Japanese yen – The yen is stronger across the board against the major units today after the Nikkei 225 stock market index reversed Monday’s 0.5% gain. The yen gained 0.4% to ¥93.96 against the dollar and was higher by 0.9% against the euro to ¥125.92. It rose most against the pound adding 1.1% to stand at ¥142.52.
British pound – As expected, the British Prime Minister Gordon Brown, made a trip to Buckingham Palace on Tuesday seeking dissolution of Parliament in preparation for a May 6 general election. The pound didn’t respond to the announcement, but did lose ground as an ICM poll for the liberal Guardian newspaper reported only a 4% distance between the two main parties.
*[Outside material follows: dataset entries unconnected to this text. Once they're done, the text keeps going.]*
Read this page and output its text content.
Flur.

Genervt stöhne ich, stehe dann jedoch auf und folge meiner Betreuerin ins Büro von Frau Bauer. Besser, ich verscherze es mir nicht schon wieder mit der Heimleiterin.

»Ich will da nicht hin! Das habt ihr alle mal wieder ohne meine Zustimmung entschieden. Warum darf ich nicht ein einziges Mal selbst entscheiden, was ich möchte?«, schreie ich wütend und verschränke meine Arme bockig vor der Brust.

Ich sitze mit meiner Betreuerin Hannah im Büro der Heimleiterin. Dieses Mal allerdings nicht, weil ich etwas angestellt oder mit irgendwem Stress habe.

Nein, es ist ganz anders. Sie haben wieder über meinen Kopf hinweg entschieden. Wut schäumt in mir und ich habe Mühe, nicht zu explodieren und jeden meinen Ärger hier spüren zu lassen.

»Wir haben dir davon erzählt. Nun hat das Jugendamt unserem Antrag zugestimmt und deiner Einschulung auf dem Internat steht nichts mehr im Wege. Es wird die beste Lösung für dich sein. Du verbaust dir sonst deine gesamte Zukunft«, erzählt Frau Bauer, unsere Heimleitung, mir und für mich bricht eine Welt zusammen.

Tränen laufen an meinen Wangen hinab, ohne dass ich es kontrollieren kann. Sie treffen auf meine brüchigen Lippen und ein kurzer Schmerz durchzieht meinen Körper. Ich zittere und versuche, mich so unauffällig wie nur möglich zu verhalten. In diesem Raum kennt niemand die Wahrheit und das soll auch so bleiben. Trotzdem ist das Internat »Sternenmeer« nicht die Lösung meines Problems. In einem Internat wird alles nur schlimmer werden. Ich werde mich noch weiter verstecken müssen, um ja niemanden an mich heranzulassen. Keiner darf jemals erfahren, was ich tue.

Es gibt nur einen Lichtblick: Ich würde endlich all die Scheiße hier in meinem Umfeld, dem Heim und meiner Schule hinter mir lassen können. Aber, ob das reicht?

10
The pound slipped to $1.5129 having reached $1.5310 yesterday on the news, but to be fair, the poll remains at odds with a slew of other polls suggesting a 10% lead for the opposition Conservative party. Today’s election timetable does nothing to change the two-horse race.
Canadian dollar – In early Tuesday trading the Canadian dollar indeed reached parity against its southern neighbor and hit 1.0001 U.S. cents. That move came despite a stronger greenback taking the shine of the price of gold, which retreated by $8.00 to $1,124 per ounce. Crude oil prices above $86 per barrel continue to tell the same story of a rebound for the health of the global economy, which is supportive of the commodity-sensitive unit.